JR: So Governor Herbert does this thing every year where he says, "I want this amount of money but I'm not going to tell you how to do it." So this year it was air quality. "I want a hundred million dollars for air quality. I'm not going to tell you what types of things you should spend that money on." So I'm really curious would you commit to spending 100 million on air quality? And what are the things that would add up to that amount? Because that is quite a large amount of money.
BW: Yeah, it caught everyone's attention and I think it is a number that should catch people's attention in the sense that it's a big challenge for us. Not to be too personal, but in my home, there’s five of us and two have asthma. The inversions, when they are full of unhealthy material, are hard, right? We don't like this.
The air is so much cleaner than it was 30 years ago, but our awareness of its health effects is even greater. We can't get in front of this quick enough and we're putting a lot of resources and time in it. The last five years we've probably appropriated more money and passed more bills (than) in the 40 years prior in terms of air quality. A lot of the things we've done haven't really even been able to be implemented yet, so we're going to see we're getting better and better. With that said, if we could find a good use for that $100 million and we thought it was going to make a measurable difference I think you'd see a spend it really easily.
I've had this conversation with the governor. I've been in a couple of meetings in the last few days with really, really great ideas on how we can move the needle on air quality, maybe even in a quick way.

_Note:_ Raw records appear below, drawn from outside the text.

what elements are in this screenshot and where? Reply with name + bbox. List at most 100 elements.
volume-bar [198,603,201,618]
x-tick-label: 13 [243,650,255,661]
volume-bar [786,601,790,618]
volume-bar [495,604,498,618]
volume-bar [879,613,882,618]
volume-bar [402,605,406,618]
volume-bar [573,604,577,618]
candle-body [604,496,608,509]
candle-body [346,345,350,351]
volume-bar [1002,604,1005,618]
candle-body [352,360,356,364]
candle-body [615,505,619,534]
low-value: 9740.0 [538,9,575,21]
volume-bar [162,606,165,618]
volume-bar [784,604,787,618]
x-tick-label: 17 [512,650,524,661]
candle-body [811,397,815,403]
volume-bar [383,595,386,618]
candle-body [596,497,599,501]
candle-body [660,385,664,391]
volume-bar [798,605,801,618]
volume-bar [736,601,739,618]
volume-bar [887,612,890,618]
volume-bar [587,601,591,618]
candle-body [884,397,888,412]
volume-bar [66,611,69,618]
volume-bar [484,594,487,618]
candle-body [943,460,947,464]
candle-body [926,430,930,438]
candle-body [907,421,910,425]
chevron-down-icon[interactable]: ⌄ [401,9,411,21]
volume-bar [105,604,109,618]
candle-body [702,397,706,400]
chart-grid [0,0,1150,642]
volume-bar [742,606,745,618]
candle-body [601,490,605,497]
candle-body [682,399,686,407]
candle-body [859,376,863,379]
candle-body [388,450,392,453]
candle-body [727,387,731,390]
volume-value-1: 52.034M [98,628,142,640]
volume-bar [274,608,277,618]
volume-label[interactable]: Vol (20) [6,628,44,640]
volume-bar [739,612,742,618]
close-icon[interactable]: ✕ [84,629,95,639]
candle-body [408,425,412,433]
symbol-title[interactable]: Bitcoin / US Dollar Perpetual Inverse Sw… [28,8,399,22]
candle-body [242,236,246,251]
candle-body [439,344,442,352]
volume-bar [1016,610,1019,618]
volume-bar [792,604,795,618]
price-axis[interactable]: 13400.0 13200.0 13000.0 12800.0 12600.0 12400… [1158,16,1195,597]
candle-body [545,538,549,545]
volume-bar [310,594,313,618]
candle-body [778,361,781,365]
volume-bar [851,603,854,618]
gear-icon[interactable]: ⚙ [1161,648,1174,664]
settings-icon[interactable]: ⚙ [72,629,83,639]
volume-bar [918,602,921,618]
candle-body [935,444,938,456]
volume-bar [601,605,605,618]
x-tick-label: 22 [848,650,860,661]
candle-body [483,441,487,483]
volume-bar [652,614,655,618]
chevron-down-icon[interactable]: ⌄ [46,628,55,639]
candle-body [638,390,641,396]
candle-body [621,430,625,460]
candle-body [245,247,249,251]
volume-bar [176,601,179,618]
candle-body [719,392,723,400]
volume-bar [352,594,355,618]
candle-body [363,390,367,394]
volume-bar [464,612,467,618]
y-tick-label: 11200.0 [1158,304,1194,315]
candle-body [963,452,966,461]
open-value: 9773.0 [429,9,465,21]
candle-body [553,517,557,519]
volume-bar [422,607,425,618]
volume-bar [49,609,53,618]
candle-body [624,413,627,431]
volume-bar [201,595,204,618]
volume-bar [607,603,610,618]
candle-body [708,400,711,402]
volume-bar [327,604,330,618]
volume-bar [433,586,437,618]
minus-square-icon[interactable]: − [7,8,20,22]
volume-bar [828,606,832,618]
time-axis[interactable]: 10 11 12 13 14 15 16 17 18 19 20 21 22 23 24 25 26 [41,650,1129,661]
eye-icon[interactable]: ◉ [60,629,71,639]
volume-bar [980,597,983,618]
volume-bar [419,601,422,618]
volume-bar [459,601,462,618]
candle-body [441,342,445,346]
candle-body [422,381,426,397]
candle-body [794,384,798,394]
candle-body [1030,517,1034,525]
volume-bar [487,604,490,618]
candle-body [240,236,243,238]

JR: Every year the Legislature pats itself on the back for this deliberative process and it's kind of slow sometimes and can be frustrating to people. But then we see in the last few weeks of the legislature some big bills rise up, maybe with larger fiscal notes attached -- I think the Inland Port is the one everyone points to last year. Number one, do you see a problem with that? And is there a way to change that so that bills are given the full amount of time and not rushed at the end?
BW: You know, I will say this: I think that our process here works really well. We have one of the last citizen legislatures in the country. The benefit of having people that serve in this legislature having two feet in the real world is priceless. With that being said, I think there's always things we can do to improve and try to get things out maybe a little bit quicker.
But the narrative that the inland port was not something that we talked about publicly for months – it's just not correct. I mean, I had meetings in this office with Salt Lake City officials months before the session began. There was a lot of work being done. Something like that takes a lot of different stakeholders and a lot of hard work. That is part of the process, you bring stakeholders in and you work with them. We ran an alcohol bill two years ago that had probably 20 different stakeholders involved. That bill didn't get released until two weeks before the session ended, but everyone – with maybe a few exceptions – really liked that bill. So that is just sort of the way the process works. Most of the time we can get stuff done sooner, but the end of the session does create some sense of urgency.